Many enterprise IT organizations are looking for ways to bring the agility and scale of cloud infrastructures to their on-prem and hybrid applications. Kubernetes-based container orchestration platforms help software developers to develop, deploy and manage software in a structured way with unmatched scale and pace. As you adopt Kubernetes-based infrastructures for your organization, you must also consider how to protect the data your Kubernetes applications rely on. Here are several important factors to keep in mind:
Application granularity
A backup solution for Kubernetes should be application focused. You should be able to pick up a specific application, or a group of applications (e.g., in a namespace) to back up, recover, or clone. Many existing solutions typically backup an entire virtual machine (VM) or an entire Kubernetes cluster. This results in significantly higher resource consumption and longer latencies for both backup and recovery operations. Also, recovering any one application results in resetting all the other applications in a VM or a Kubernetes cluster.

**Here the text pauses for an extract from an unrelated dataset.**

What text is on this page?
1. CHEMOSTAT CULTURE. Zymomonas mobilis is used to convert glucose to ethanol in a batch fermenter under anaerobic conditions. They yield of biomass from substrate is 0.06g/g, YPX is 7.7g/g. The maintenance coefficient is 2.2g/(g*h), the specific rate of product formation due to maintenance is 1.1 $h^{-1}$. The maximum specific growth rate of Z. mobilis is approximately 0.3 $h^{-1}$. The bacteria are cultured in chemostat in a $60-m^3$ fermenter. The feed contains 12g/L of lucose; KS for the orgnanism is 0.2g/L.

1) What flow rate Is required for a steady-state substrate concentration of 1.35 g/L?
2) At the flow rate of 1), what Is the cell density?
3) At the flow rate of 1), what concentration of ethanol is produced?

Modern cloud-native applications running on Kubernetes require an application-level backup and recovery granularity.
Storage efficiency
Modern cloud-native applications running on Kubernetes typically leverage persistent enterprise-class storage to store their state and data. Most enterprise-class storage vendors have built-in storage efficiencies that can easily identify changed blocks between snapshots and support transfer protocols to transmit only these changed blocks to other storage endpoints. Kubernetes-based backup solutions must take advantage of these modern storage systems’ capabilities for efficient snapshot differencing while replicating to remote Kubernetes clusters. This would result in each backup taking less space, completing in a shorter amount of time, and being a lot more economical to back up frequently.
Platform support
Another important criterion while considering a business continuity solution is that it should be capable of working across various Kubernetes distributions and storage solutions. An ideal solution should work across different Kubernetes platforms like EKS, GKE, Anthos, and Openshift. It should natively integrate with a plethora of storage vendors. Such a backup solution allows customers the flexibility to put together a heterogeneous solution that fits their business needs.
Deployment flexibility
The majority of enterprises today have IT solutions that span both on-premise and cloud to best satisfy the security, cost, and efficiency needs of their organization. Any business continuity solution for Kubernetes should be easily deployable both on-premise and in the cloud.